Saudi Arabia wants to become a force in electric-vehicle manufacturing
Its ambitions may yet meet a number of obstacles
When Saudi Arabia’s autocratic crown prince, Muhammad bin Salman (known as MBS), last year launched Ceer, the kingdom’s first electric-vehicle (EV) brand, his ambition was clear. His country was not just building a new automotive company, he gushed, it was “igniting a new industry”. Saudi Arabia is powering up its efforts to become a force in manufacturing EVS. If this project is a success, it could mark a significant step towards diversifying its economy away from oil. But big potholes remain.
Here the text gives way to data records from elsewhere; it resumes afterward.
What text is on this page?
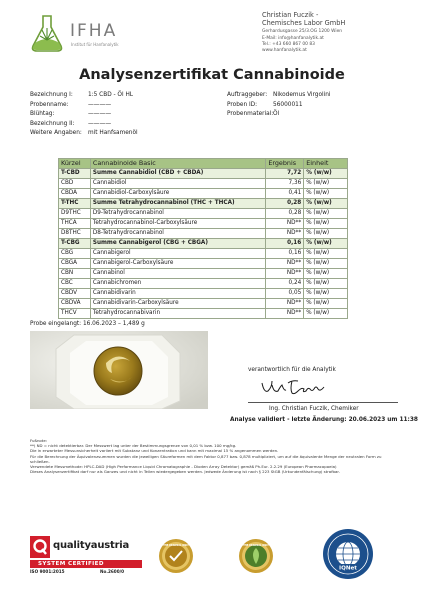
IFHA
Institut für Hanfanalytik
Christian Fuczik -
Chemisches Labor GmbH
Gerhardusgasse 25/3.OG 1200 Wien
E-Mail: info@hanfanalytik.at
Tel.: +43 660 867 00 83
www.hanfanalytik.at
Analysenzertifikat Cannabinoide
Bezeichnung I:	1:5 CBD - Öl HL
Probenname:	————
Blühtag:	————
Bezeichnung II:	————
Weitere Angaben:	mit Hanfsamenöl
Auftraggeber: Nikodemus Virgolini
Proben ID:	56000011
Probenmaterial: Öl
Kürzel	Cannabinoide Basic	Ergebnis	Einheit
T-CBD	Summe Cannabidiol (CBD + CBDA)	7,72	% (w/w)
CBD	Cannabidiol	7,36	% (w/w)
CBDA	Cannabidiol-Carboxylsäure	0,41	% (w/w)
T-THC	Summe Tetrahydrocannabinol (THC + THCA)	0,28	% (w/w)
D9THC	D9-Tetrahydrocannabinol	0,28	% (w/w)
THCA	Tetrahydrocannabinol-Carboxylsäure	ND**	% (w/w)
D8THC	D8-Tetrahydrocannabinol	ND**	% (w/w)
T-CBG	Summe Cannabigerol (CBG + CBGA)	0,16	% (w/w)
CBG	Cannabigerol	0,16	% (w/w)
CBGA	Cannabigerol-Carboxylsäure	ND**	% (w/w)
CBN	Cannabinol	ND**	% (w/w)
CBC	Cannabichromen	0,24	% (w/w)
CBDV	Cannabidivarin	0,05	% (w/w)
CBDVA	Cannabidivarin-Carboxylsäure	ND**	% (w/w)
THCV	Tetrahydrocannabivarin	ND**	% (w/w)
Probe eingelangt: 16.06.2023 – 1,489 g
verantwortlich für die Analytik
Ing. Christian Fuczik, Chemiker
Analyse validiert - letzte Änderung: 20.06.2023 um 11:38
Fußnote:
**) ND = nicht detektierbar. Der Messwert lag unter der Bestimmungsgrenze von 0,01 % bzw. 100 mg/kg.
Die in erwarteter Messunsicherheit variiert mit Substanz und Konzentration und kann mit maximal 15 % angenommen werden.
Für die Berechnung der Äquivalenzsummen wurden die jeweiligen Säureformen mit dem Faktor 0,877 bzw. 0,878 multipliziert, um auf die äquivalente Menge der neutralen Form zu schließen.
Verwendete Messmethode: HPLC-DAD (High Performance Liquid Chromatographie - Dioden Array Detektor) gemäß Ph.Eur. 2.2.29 (European Pharmacopoeia)
Dieses Analysenzertifikat darf nur als Ganzes und nicht in Teilen wiedergegeben werden. Jedwede Änderung ist nach § 223 StGB (Urkundenfälschung) strafbar.
qualityaustria
SYSTEM CERTIFIED
ISO 9001:2015	No.2600/0
THE ORIGINAL ONLY	THE ORIGINAL ONLY
IQNet
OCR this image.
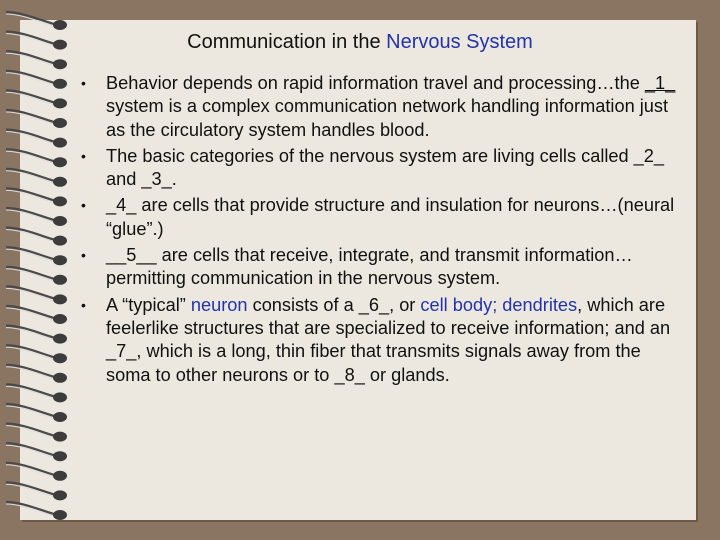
Communication in the Nervous System
• Behavior depends on rapid information travel and processing…the _1_ system is a complex communication network handling information just as the circulatory system handles blood.
• The basic categories of the nervous system are living cells called _2_ and _3_.
• _4_ are cells that provide structure and insulation for neurons…(neural “glue”.)
• __5__ are cells that receive, integrate, and transmit information…permitting communication in the nervous system.
• A “typical” neuron consists of a _6_, or cell body; dendrites, which are feelerlike structures that are specialized to receive information; and an _7_, which is a long, thin fiber that transmits signals away from the soma to other neurons or to _8_ or glands.
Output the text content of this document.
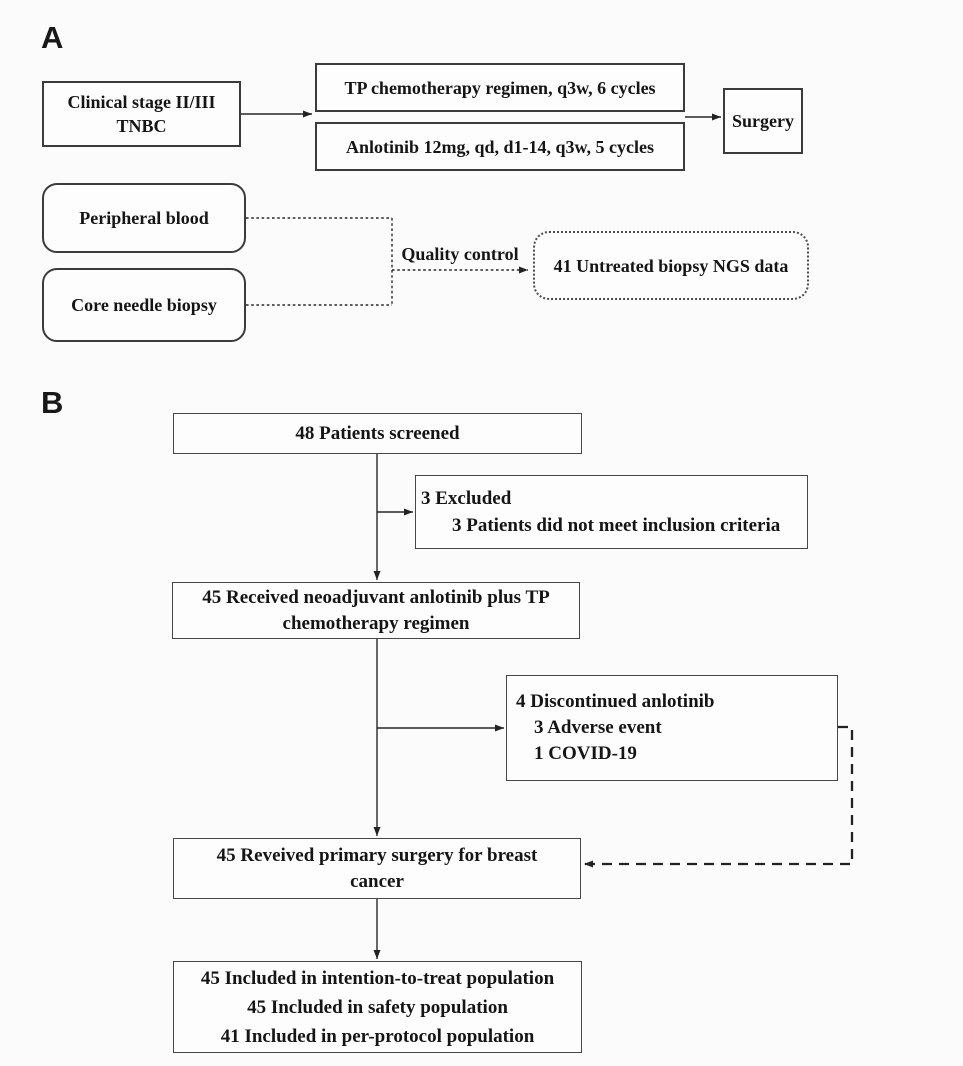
A
Clinical stage II/III
TNBC
TP chemotherapy regimen, q3w, 6 cycles
Anlotinib 12mg, qd, d1-14, q3w, 5 cycles
Surgery
Peripheral blood
Core needle biopsy
Quality control
41 Untreated biopsy NGS data
B
48 Patients screened
3 Excluded
3 Patients did not meet inclusion criteria
45 Received neoadjuvant anlotinib plus TP
chemotherapy regimen
4 Discontinued anlotinib
3 Adverse event
1 COVID-19
45 Reveived primary surgery for breast
cancer
45 Included in intention-to-treat population
45 Included in safety population
41 Included in per-protocol population
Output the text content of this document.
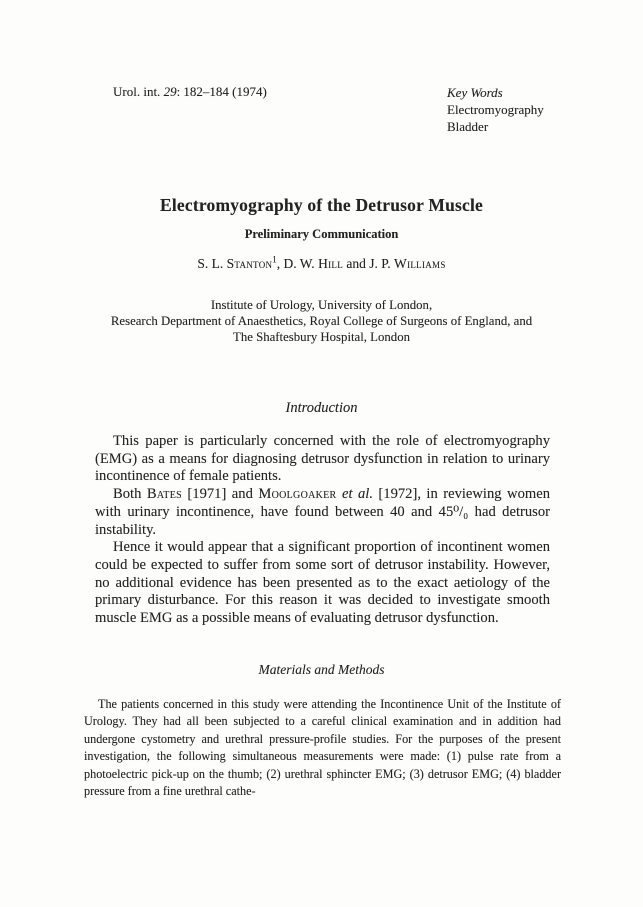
Urol. int. 29: 182–184 (1974)	Key Words
Electromyography
Bladder
Electromyography of the Detrusor Muscle
Preliminary Communication
S. L. Stanton$^1$, D. W. Hill and J. P. Williams
Institute of Urology, University of London,
Research Department of Anaesthetics, Royal College of Surgeons of England, and
The Shaftesbury Hospital, London
Introduction

This paper is particularly concerned with the role of electromyography (EMG) as a means for diagnosing detrusor dysfunction in relation to urinary incontinence of female patients.

Both Bates [1971] and Moolgoaker et al. [1972], in reviewing women with urinary incontinence, have found between 40 and 45⁰/₀ had detrusor instability.

Hence it would appear that a significant proportion of incontinent women could be expected to suffer from some sort of detrusor instability. However, no additional evidence has been presented as to the exact aetiology of the primary disturbance. For this reason it was decided to investigate smooth muscle EMG as a possible means of evaluating detrusor dysfunction.

Materials and Methods

The patients concerned in this study were attending the Incontinence Unit of the Institute of Urology. They had all been subjected to a careful clinical examination and in addition had undergone cystometry and urethral pressure-profile studies. For the purposes of the present investigation, the following simultaneous measurements were made: (1) pulse rate from a photoelectric pick-up on the thumb; (2) urethral sphincter EMG; (3) detrusor EMG; (4) bladder pressure from a fine urethral cathe-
Saudi officials have long talked of becoming a manufacturing hub for both petrol-powered and electric cars as part of the kingdom’s wider industrial strategy and its plans to tackle climate change. It says it wants to make 500,000 EVS a year by 2030, roughly equivalent to annual demand for cars in Saudi Arabia today.
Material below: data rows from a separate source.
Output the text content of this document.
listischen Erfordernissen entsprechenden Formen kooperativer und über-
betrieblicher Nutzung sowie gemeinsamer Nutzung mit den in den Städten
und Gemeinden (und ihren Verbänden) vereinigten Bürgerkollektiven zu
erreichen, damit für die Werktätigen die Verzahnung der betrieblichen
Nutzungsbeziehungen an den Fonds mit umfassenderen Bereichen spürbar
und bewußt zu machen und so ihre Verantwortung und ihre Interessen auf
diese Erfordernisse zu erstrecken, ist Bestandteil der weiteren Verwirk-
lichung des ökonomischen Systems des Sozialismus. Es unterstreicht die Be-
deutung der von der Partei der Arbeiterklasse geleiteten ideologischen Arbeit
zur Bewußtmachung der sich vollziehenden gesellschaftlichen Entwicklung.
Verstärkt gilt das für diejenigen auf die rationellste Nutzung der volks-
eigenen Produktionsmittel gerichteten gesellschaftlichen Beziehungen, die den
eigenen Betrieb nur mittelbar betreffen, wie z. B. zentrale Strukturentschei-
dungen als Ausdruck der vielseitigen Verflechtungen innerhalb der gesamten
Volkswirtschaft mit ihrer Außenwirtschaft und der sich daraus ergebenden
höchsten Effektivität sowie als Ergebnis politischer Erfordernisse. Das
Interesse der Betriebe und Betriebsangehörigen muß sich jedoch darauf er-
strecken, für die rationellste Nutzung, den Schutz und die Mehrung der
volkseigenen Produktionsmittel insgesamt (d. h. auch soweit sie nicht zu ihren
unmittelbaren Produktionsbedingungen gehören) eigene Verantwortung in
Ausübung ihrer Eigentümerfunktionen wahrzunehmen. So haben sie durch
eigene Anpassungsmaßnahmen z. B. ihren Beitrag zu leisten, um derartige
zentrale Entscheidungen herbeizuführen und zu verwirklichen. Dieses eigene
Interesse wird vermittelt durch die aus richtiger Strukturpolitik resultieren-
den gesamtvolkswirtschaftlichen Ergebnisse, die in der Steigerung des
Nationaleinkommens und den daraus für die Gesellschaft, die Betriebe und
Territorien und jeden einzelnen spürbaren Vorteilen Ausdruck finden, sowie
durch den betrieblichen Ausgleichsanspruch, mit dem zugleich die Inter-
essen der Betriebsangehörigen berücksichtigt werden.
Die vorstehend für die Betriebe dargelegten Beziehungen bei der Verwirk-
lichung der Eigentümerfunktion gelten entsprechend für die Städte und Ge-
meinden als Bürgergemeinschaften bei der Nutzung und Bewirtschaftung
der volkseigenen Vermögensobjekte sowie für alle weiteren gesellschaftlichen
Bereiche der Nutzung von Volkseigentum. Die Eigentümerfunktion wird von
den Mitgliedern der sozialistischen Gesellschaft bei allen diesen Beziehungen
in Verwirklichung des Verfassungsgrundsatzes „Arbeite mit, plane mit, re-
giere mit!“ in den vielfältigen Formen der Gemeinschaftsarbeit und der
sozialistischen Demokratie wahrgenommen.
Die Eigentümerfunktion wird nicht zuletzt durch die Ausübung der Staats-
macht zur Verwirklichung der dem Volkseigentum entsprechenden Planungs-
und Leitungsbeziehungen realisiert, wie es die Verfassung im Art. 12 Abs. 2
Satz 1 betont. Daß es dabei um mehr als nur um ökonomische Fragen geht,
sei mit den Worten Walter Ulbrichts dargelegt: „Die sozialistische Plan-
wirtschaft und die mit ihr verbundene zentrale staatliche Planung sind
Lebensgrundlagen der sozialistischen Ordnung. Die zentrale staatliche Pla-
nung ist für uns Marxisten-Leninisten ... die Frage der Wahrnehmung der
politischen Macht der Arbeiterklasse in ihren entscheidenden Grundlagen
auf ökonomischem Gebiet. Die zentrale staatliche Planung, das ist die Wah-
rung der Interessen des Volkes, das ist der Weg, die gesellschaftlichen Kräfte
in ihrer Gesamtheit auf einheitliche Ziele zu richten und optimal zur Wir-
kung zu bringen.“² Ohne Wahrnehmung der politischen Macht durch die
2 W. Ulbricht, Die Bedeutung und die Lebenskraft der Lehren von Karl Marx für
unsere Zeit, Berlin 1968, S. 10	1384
Now the Saudis are pushing money towards these ambitions. Of $32bn targeted by the ministry of industry and mineral resources for nine projects in mining, $6bn will be invested in a steel-plate mill and a plant for battery metals for EVS. They have made it faster and easier for companies to get licences and permits, which are often a hassle elsewhere in the world.
Saudi Arabia is making some progress. Hyundai, a big South Korean carmaker, has agreed to build a factory to assemble its vehicles in the country. Tesla, the world’s largest full ev producer, is said to be in talks about setting up a manufacturing facility in the kingdom, though the company’s boss, Elon Musk, has denied the rumours. The Saudis have signed a $5.6bn deal with Human Horizons, a Chinese firm that makes luxury EVS, to collaborate on development, manufacturing and sales.
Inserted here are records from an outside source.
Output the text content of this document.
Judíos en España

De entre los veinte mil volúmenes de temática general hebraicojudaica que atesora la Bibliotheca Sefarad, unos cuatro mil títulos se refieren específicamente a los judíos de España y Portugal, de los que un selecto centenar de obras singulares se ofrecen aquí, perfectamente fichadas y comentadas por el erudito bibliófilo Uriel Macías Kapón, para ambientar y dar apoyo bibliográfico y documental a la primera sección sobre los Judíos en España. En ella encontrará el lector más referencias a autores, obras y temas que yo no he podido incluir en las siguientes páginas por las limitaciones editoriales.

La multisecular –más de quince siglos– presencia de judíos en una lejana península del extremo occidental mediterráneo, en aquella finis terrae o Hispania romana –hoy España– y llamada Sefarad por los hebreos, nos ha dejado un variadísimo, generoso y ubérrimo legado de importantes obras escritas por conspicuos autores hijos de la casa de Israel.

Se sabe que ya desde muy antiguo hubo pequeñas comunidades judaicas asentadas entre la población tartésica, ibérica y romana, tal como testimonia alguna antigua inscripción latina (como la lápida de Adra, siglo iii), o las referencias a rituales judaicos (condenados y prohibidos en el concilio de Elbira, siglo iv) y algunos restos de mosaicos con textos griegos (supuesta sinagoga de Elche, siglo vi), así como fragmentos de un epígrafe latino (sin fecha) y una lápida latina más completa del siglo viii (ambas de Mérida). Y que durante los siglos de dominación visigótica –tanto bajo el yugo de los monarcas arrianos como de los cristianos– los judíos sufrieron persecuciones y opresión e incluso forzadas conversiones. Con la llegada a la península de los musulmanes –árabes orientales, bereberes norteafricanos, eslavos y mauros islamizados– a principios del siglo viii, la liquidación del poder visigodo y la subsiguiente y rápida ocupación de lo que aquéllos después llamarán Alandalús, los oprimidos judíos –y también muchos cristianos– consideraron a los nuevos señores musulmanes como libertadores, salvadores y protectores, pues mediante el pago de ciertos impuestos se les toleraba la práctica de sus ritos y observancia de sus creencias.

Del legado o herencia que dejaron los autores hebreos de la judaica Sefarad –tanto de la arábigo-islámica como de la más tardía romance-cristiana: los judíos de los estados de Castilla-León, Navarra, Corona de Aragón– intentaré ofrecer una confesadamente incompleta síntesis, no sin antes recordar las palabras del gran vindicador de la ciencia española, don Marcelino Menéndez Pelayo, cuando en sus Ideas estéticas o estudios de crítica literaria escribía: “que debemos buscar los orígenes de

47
Ceer, a joint venture between the Saudi sovereign-wealth fund and Foxconn, one of the world’s biggest electronics manufacturers, is working with BMW, a German carmaker, to produce electric cars in Saudi Arabia. And Lucid, a loss-making American new entrant majority-owned by the fund, opened a factory near Jeddah on September 27th. Its annual production will be 5,000 cars; the firm claims production capacity will eventually rise to 155,000.
Saudi may have to find other ways to boost its appeal. Carmakers everywhere face rising costs, tariffs and geopolitical worries. To attract EV manufacturing at scale, the kingdom may have to offer cheap renewable energy. It will also have to draw in suppliers to the big manufacturers. Hyundai Kefico, a component maker, recently signed a deal with Ceer.
Saudi Arabia has rivals in trying to develop an EV industry. Hungary has used its labour-cost advantage to attract battery-cell makers. Indonesia reckons that its nickel reserves mean it can do something similar, though its success is far from assured. Closer to the kingdom, Turkey and Morocco already have well-established auto industries that make internal-combustion-engine cars, so investors may be drawn to those countries instead.
Meanwhile, Saudi Arabia’s blistering temperatures and limited supplies of water mean that building and running factories there will be complicated. It does not yet have much of an industrial base. The kingdom has plenty of cash and a determined ruler but money gets you only so far. China owes its success to the fact that it moved early—and strategically—on EVS before the rest of the world’s carmakers (Tesla excepted). That has given it an advantage that Saudi Arabia cannot hope to replicate. And the kingdom’s domestic car market is small.
The automotive industry is hard to enter even if the advent of electric cars has lowered the barriers. The claims being made are extraordinary. Ceer alone, the company suggests, could generate $8bn of gross value-added by 2034 (equivalent to 0.7% of GDP in 2022). It is easy to be sceptical of Saudi’s ev aspirations, especially since other hyperbolic targets are being set in the kingdom across many industries. Nonetheless its ev efforts are a serious attempt on the part of the world’s biggest oil exporter to diversify its economy and create new industries in anticipation of the bigger changes coming down the road.